Byrd v. Nationwide Mutual Insurance

KERN, Associate Judge:

Appellant was convicted in Virginia of attempted murder and possession of a sawed off shotgun.1 During the criminal episode which led to his arrest and conviction he was shot by police officers and severely wounded.2 Appellant submitted claim to appellee with whom he was insured at the time of the shooting “against loss resulting from . accidental bodily injury which is the sole cause of the loss.” Appellee denied his claim. He brought suit for breach of contract and for a declaratory judgment that the disability income insurance policy was in full force and effect at the time of the criminal incident and applicable to his injury.

Appellant’s position, both before the trial court and in this court, is that the language in the policy should be read literally and that in accordance with its terms he is entitled to recover for his loss incurred as the result of his accidental injury. As defined by appellant, any calamitous event resulting in injury is an accidental injury. Only such an event as is specifically enumerated in the Exceptions provided by the policy is excluded, he asserts. Using the policy exceptions as an aid in defining events which are not “accidental” within the meaning of the policy, he asserts that the shooting was accidental and that he is entitled to recovery under the policy for his loss due to the gunshot wounds inflicted upon him by the Virginia police.

The trial court directed a verdict in favor of appellee upon the appropriate motion.3 The trial judge dealt with the question of what constitutes an accidental injury under a disability insurance policy in his ruling:

The Court is satisfied that the overwhelming majority of jurisdictions embrace one test in determining the instant question. In fact, it would appear that only the State of Indiana excepts from the test, that is, one of foreseeability *809under all the circumstances, or as stated at 44 Am.Jur.2d 1248 in this language: “Despite some variety in the language used, the general rule is to the effect that the mere fact that a person insured against accidental injury, or death, voluntarily and wrongfully assaulted another will not be sufficient to characterize as nonaccidental all possible injuries which he received in the course of, or as a consequence of his attack, but such injuries may be regarded as accidental unless they were a natural or a probable result of the insured’s actions reasonably foreseeable by him, or by a reasonably prudent man in his position. Clearly, injuries or death sustained by an insured in an encounter brought about by an assault committed by him upon another with a deadly weapon, or upon one who he knew had such a weapon, are not sustained by accident or accidental means within the meaning of an accident policy, since under such circumstances the injury or death is the natural and probable cause of his act.”
The record discloses that Mr. Byrd initiated the event by firing the weapon at a police officer, obviously an armed individual, and that the return fire by the officer and other officers was, indeed, a natural and probable consequence of that action.
[Supp. Record at 21-22; emphasis added.]

We are satisfied that the trial court’s reasoning and conclusion was correct and adopt them as our own. See generally, McCrary v. New York Life Insurance Company, 84 F.2d 790 (8th Cir. 1939); 26 A.L. R.2d 399, 410 (1952).4 We are further satisfied that the trial court correctly directed a verdict upon the particular evidence presented here.

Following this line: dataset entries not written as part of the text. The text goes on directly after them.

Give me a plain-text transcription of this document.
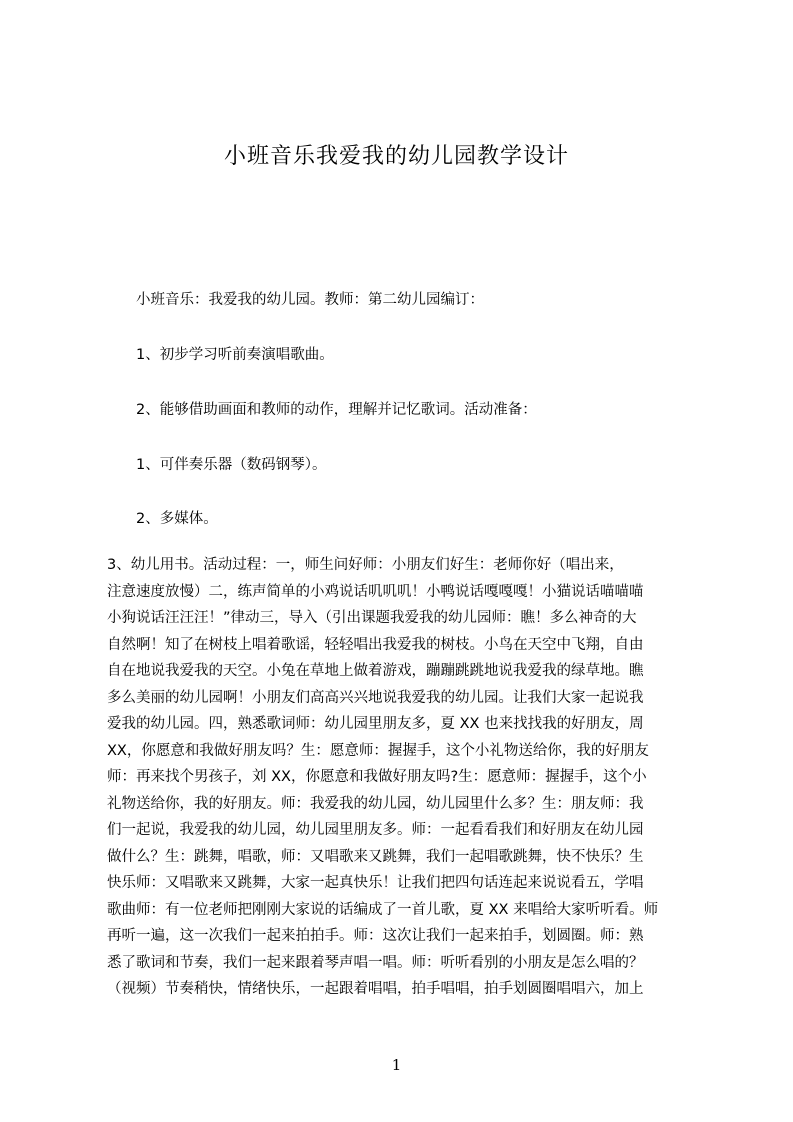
小班音乐我爱我的幼儿园教学设计
小班音乐：我爱我的幼儿园。教师：第二幼儿园编订：
1、初步学习听前奏演唱歌曲。
2、能够借助画面和教师的动作，理解并记忆歌词。活动准备：
1、可伴奏乐器（数码钢琴）。
2、多媒体。
3、幼儿用书。活动过程：一，师生问好师：小朋友们好生：老师你好（唱出来，
注意速度放慢）二，练声简单的小鸡说话叽叽叽！小鸭说话嘎嘎嘎！小猫说话喵喵喵
小狗说话汪汪汪！”律动三，导入（引出课题我爱我的幼儿园师：瞧！多么神奇的大
自然啊！知了在树枝上唱着歌谣，轻轻唱出我爱我的树枝。小鸟在天空中飞翔，自由
自在地说我爱我的天空。小兔在草地上做着游戏，蹦蹦跳跳地说我爱我的绿草地。瞧
多么美丽的幼儿园啊！小朋友们高高兴兴地说我爱我的幼儿园。让我们大家一起说我
爱我的幼儿园。四，熟悉歌词师：幼儿园里朋友多，夏 XX 也来找找我的好朋友，周
XX，你愿意和我做好朋友吗？生：愿意师：握握手，这个小礼物送给你，我的好朋友
师：再来找个男孩子，刘 XX，你愿意和我做好朋友吗?生：愿意师：握握手，这个小
礼物送给你，我的好朋友。师：我爱我的幼儿园，幼儿园里什么多？生：朋友师：我
们一起说，我爱我的幼儿园，幼儿园里朋友多。师：一起看看我们和好朋友在幼儿园
做什么？生：跳舞，唱歌，师：又唱歌来又跳舞，我们一起唱歌跳舞，快不快乐？生
快乐师：又唱歌来又跳舞，大家一起真快乐！让我们把四句话连起来说说看五，学唱
歌曲师：有一位老师把刚刚大家说的话编成了一首儿歌，夏 XX 来唱给大家听听看。师
再听一遍，这一次我们一起来拍拍手。师：这次让我们一起来拍手，划圆圈。师：熟
悉了歌词和节奏，我们一起来跟着琴声唱一唱。师：听听看别的小朋友是怎么唱的？
（视频）节奏稍快，情绪快乐，一起跟着唱唱，拍手唱唱，拍手划圆圈唱唱六，加上
1
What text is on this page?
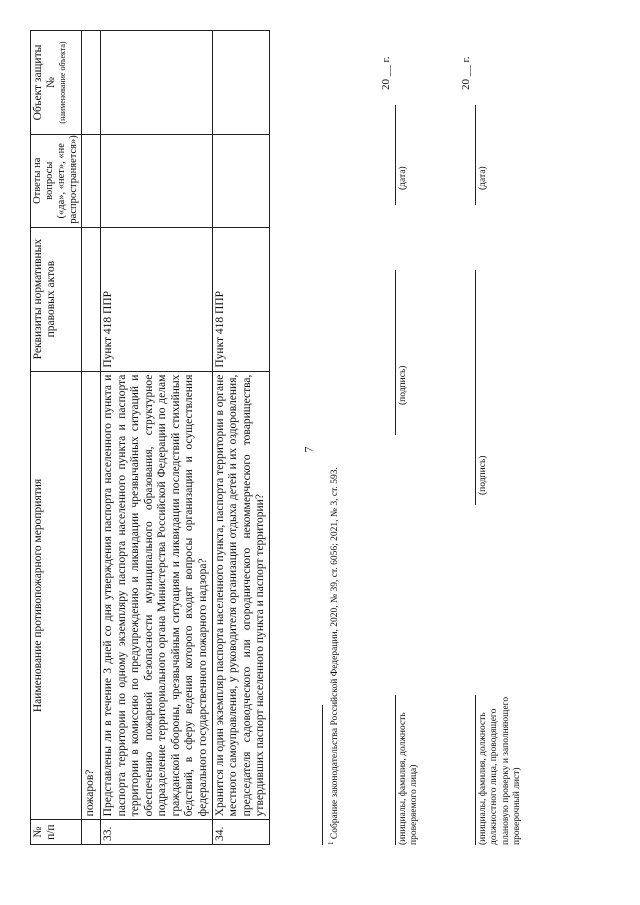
7
№
п/п	Наименование противопожарного мероприятия	Реквизиты нормативных правовых актов	Ответы на
вопросы
(«да», «нет», «не
распространяется»)	Объект защиты
№ (наименование объекта)

	пожаров?			
33.	Представлены ли в течение 3 дней со дня утверждения паспорта населенного пункта и паспорта территории по одному экземпляру паспорта населенного пункта и паспорта территории в комиссию по предупреждению и ликвидации чрезвычайных ситуаций и обеспечению пожарной безопасности муниципального образования, структурное подразделение территориального органа Министерства Российской Федерации по делам гражданской обороны, чрезвычайным ситуациям и ликвидации последствий стихийных бедствий, в сферу ведения которого входят вопросы организации и осуществления федерального государственного пожарного надзора?	Пункт 418 ППР		
34.	Хранится ли один экземпляр паспорта населенного пункта, паспорта территории в органе местного самоуправления, у руководителя организации отдыха детей и их оздоровления, председателя садоводческого или огороднического некоммерческого товарищества, утвердивших паспорт населенного пункта и паспорт территории?	Пункт 418 ППР		
$^1$ Собрание законодательства Российской Федерации, 2020, № 39, ст. 6056; 2021, № 3, ст. 593.	(инициалы, фамилия, должность
проверяемого лица)
(подпись)
(дата)
20 __ г.
(инициалы, фамилия, должность
должностного лица, проводящего
плановую проверку и заполняющего
проверочный лист)
(подпись)
(дата)
20 __ г.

Appellant also argues that even if the trial court’s interpretation of the policy is correct, he is entitled to a new trial at which he can testify that “following commission of the crime, he withdrew from any aggression and rendered himself no threat whatever to the police. . . . [T]his would have made appellant’s injury ‘accidental’ even under the erroneous standard of the trial court. The police would have become the ultimate aggressors.” (Reply Brief at 6.)

The record does not reflect that appellant ever made a proffer at trial to support his assertion that he ceased his attack and withdrew from his criminal venture and thereafter was shot and wounded by the police. Indeed, appellant’s counsel, in arguing to the trial court on the pending motion for a directed verdict, acknowledged:

Whether those police officers’ shots were responsive and required, or whether they were otherwise, we have not sought . nor has the defense to determine. [Supp. Record at 12; emphasis added.]

We conclude appellant is not entitled to a new trial at which he would present evidence which he did not proffer at the first trial.5

Affirmed.

. Va. Code §§ 18.1-21, -16; 18.1-268.1, -268.3.

. Appellant was rendered a paraplegic.

.The court denied an earlier motion for summary judgment by appellee.

. Our decision in Dent v. Virginia Mutual Benefit Life Insurance Co., D.C.App., 226 A.2d 166 (1967), has no bearing on our holding here. There, we held that the phrase “died by his own hand or act” was synonymous with “died by suicide” but the opinion in that case did not address the issue presented here: the meaning of the term “accidental bodily injury.”

. Appellant’s effort at trial was to prove that he lacked the intent to use the weapon he had been carrying on the night of his confrontation with the police. In sum, he sought only to demonstrate he had never been the aggressor. The trial court quite properly invoked the doctrine of collateral estoppel pursuant to Ross v. Lawson, D.C.App., 395 A.2d 54 (1978), and prevented the parties from going behind the Virginia conviction of appellant for attempted murder to relitigate the issue of his criminal intent.